O salto operacional nos contêineres
O diretor Comercial e de Experiência do Porto Itapoá, Felipe Kauffman, apresentou na Federação das Indústrias do Estado de Santa Catarina (FIESC) os números que justificam a nova rodada de expansão. Após injetar R$ 500 milhões na quarta fase para compra de equipamentos, ampliação de cais e dragagem, o terminal alcançou um crescimento de 25% em 2025 frente a 2024. A infraestrutura recebe agora navios de até 366 metros, capazes de carregar 14 mil TEUs.
A estratégia da administração concentra-se na extensão da área de pátio e na automação de processos. Terminais que lidam com esse volume de contêineres exigem softwares de gestão e integração de maquinário em tempo real. Empresas como a T2S atuam na modernização operacional brasileira, aplicando sistemas que traduzem o acréscimo físico de píer e pátio em velocidade de embarque e desembarque. Esse modelo produtivo explica por que a alta produtividade do setor portuário puxa o crescimento econômico catarinense.

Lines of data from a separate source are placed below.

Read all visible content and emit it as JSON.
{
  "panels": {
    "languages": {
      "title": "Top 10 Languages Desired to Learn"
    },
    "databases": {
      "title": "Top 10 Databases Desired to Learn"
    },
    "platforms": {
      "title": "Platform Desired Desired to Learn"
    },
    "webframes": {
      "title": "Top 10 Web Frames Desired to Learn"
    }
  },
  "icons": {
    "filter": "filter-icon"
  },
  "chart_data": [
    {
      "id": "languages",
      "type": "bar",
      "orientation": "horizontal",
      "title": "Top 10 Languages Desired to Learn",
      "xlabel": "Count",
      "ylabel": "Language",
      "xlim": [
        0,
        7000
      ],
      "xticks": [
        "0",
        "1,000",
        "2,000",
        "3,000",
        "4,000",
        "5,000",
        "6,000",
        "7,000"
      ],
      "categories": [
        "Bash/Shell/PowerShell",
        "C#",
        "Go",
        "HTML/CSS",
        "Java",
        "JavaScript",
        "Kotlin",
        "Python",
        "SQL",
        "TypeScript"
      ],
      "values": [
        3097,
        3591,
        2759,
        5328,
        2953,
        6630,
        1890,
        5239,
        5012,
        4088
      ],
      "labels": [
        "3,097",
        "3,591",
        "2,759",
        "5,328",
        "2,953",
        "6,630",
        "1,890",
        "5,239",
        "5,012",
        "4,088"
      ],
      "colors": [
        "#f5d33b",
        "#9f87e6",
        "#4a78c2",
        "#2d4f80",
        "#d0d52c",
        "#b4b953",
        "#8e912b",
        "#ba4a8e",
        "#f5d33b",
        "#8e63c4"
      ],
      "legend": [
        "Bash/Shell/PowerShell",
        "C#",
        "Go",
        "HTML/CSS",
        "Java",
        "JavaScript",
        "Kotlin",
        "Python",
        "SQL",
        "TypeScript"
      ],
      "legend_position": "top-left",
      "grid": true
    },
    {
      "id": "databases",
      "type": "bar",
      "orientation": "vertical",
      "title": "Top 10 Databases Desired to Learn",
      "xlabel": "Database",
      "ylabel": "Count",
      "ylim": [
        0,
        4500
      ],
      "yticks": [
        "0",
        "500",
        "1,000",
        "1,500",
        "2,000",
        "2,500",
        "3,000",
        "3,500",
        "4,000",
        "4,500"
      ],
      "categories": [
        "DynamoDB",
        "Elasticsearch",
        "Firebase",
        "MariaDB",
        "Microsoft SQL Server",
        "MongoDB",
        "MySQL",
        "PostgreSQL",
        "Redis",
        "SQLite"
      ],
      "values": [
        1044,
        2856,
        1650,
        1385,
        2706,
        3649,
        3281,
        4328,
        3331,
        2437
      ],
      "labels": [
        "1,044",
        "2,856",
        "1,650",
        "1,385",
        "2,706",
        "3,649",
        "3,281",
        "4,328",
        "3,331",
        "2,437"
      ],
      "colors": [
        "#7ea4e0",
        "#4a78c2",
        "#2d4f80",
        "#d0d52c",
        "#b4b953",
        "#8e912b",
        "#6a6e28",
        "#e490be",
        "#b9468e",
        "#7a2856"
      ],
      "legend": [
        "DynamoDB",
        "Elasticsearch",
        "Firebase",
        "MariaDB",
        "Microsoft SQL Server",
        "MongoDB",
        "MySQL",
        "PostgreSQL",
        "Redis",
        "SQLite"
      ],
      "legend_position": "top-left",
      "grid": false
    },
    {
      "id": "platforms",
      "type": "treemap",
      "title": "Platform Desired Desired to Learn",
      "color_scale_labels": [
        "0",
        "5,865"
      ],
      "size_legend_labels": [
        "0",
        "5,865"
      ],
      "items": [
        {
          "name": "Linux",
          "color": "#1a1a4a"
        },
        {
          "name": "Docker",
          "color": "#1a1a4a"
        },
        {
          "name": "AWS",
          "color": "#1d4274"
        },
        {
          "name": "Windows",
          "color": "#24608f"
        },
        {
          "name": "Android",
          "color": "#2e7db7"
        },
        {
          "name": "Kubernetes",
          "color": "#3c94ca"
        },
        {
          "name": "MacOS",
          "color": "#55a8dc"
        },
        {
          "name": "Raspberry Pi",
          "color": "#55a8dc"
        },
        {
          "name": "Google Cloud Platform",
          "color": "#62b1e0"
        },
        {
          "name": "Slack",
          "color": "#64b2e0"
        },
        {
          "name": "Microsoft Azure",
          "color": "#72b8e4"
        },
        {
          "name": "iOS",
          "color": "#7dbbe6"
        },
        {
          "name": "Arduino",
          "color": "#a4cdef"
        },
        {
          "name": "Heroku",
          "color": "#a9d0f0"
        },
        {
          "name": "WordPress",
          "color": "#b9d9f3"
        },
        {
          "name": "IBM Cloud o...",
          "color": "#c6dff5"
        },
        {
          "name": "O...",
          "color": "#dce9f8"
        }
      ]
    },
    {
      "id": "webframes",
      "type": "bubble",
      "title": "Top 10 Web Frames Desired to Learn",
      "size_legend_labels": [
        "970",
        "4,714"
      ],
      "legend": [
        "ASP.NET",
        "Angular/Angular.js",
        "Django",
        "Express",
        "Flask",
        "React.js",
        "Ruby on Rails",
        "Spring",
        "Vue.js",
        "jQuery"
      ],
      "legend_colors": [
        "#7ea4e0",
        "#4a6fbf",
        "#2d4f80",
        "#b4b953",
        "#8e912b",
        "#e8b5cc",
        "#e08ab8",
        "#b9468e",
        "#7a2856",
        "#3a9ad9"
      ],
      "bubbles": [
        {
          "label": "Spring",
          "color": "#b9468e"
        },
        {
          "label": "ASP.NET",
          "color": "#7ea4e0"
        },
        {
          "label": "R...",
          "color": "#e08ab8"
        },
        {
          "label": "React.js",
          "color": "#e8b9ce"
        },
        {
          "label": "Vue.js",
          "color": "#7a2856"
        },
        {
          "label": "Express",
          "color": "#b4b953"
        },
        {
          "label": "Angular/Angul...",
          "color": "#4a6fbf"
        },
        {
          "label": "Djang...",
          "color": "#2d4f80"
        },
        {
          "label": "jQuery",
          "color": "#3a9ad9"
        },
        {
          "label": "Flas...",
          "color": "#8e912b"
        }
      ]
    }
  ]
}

Agronegócio e engenharia ambiental
A poucos quilômetros do complexo de contêineres, o novo projeto da Coamo introduz uma matriz tecnológica diferente, projetada para o granel. O TUP ocupará 43 hectares e demandará R$ 3 bilhões em investimentos até o início das operações, agendado para 2030. O planejamento abrange quatro áreas específicas para movimentar grãos, fertilizantes, líquidos e GLP, com capacidade total para processar 10,9 milhões de toneladas anuais. Desse montante, 7 milhões correspondem exclusivamente a grãos e farelos.
A engenharia do projeto ataca o histórico problema de poluição do ar e da água causado pela movimentação de granéis. A cooperativa instalará correias transportadoras enclausuradas. Esse equipamento bloqueia a dispersão de poeira e impede o derramamento de produtos no mar durante o trajeto até os três berços de atracação, que comportarão navios New Panamax. A medida mostra como os recentes investimentos privados buscam eliminar gargalos logísticos nos portos brasileiros aliando alta capacidade e controle ambiental.

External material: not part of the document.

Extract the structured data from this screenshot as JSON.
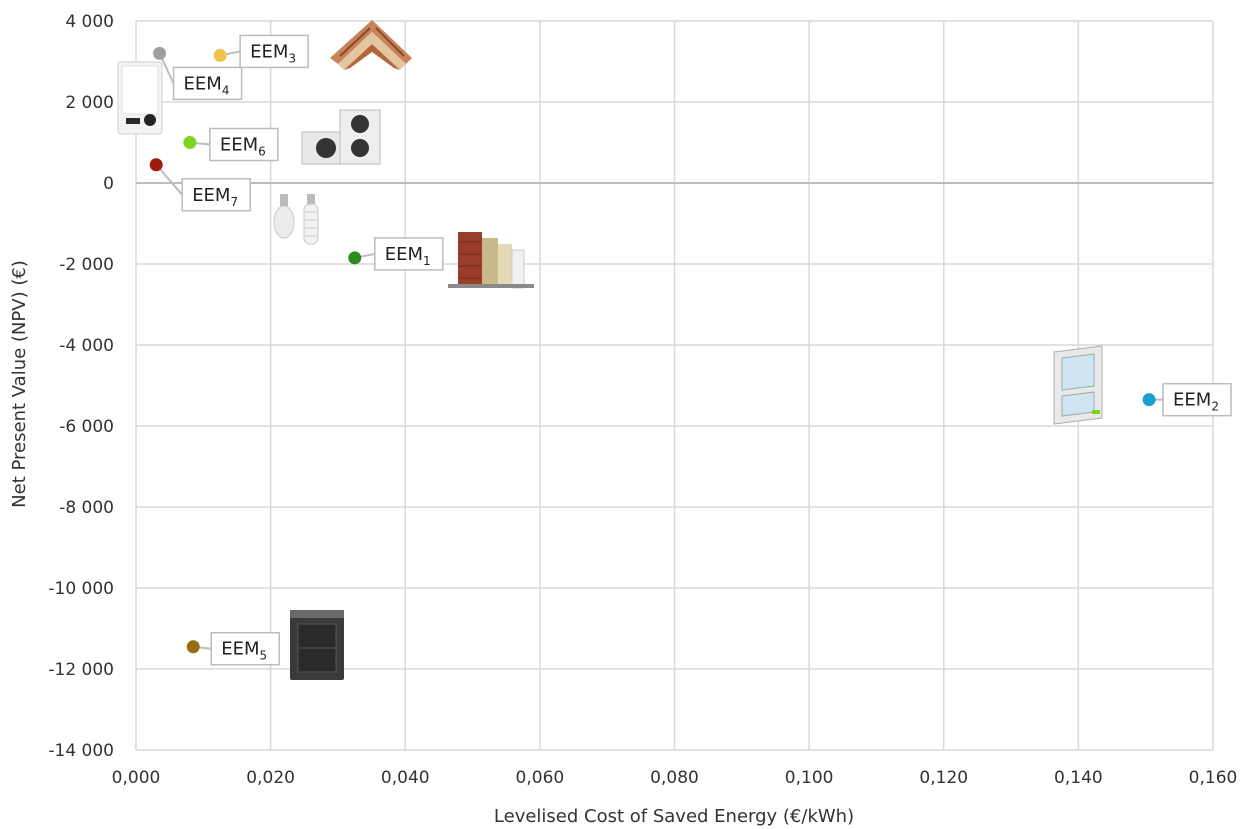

O sucesso da vazão de toda essa carga depende da infraestrutura terrestre. O acesso ao oitavo porto de Santa Catarina ocorrerá pela Estrada Municipal José Alves e exigirá a duplicação da SC-416 até a BR-101. Sem essa adequação viária prévia, a engenharia aplicada dentro do porto perde sua eficácia na porta do terminal e trava os caminhões antes mesmo da descarga.
O futuro logístico catarinense
Os investimentos simultâneos do Porto Itapoá e da Coamo somam bilhões em infraestrutura física e inteligência aplicada. A transição de processos manuais e abertos para sistemas fechados e pátios automatizados corta custos operacionais e eleva a atratividade da costa catarinense para armadores internacionais.
O Brasil mantém gargalos estruturais graves nas rodovias de acesso e lentidão nos processos de licenciamento governamentais, falhas repetidas há décadas. No entanto, os aportes em Itapoá provam que a iniciativa privada encontra caminhos para elevar a capacidade operacional do país. Modernizamos nossos complexos marítimos a cada ano e garantimos o avanço logístico nacional, superando as limitações do poder público com projetos internos de alta eficiência e engenharia de ponta.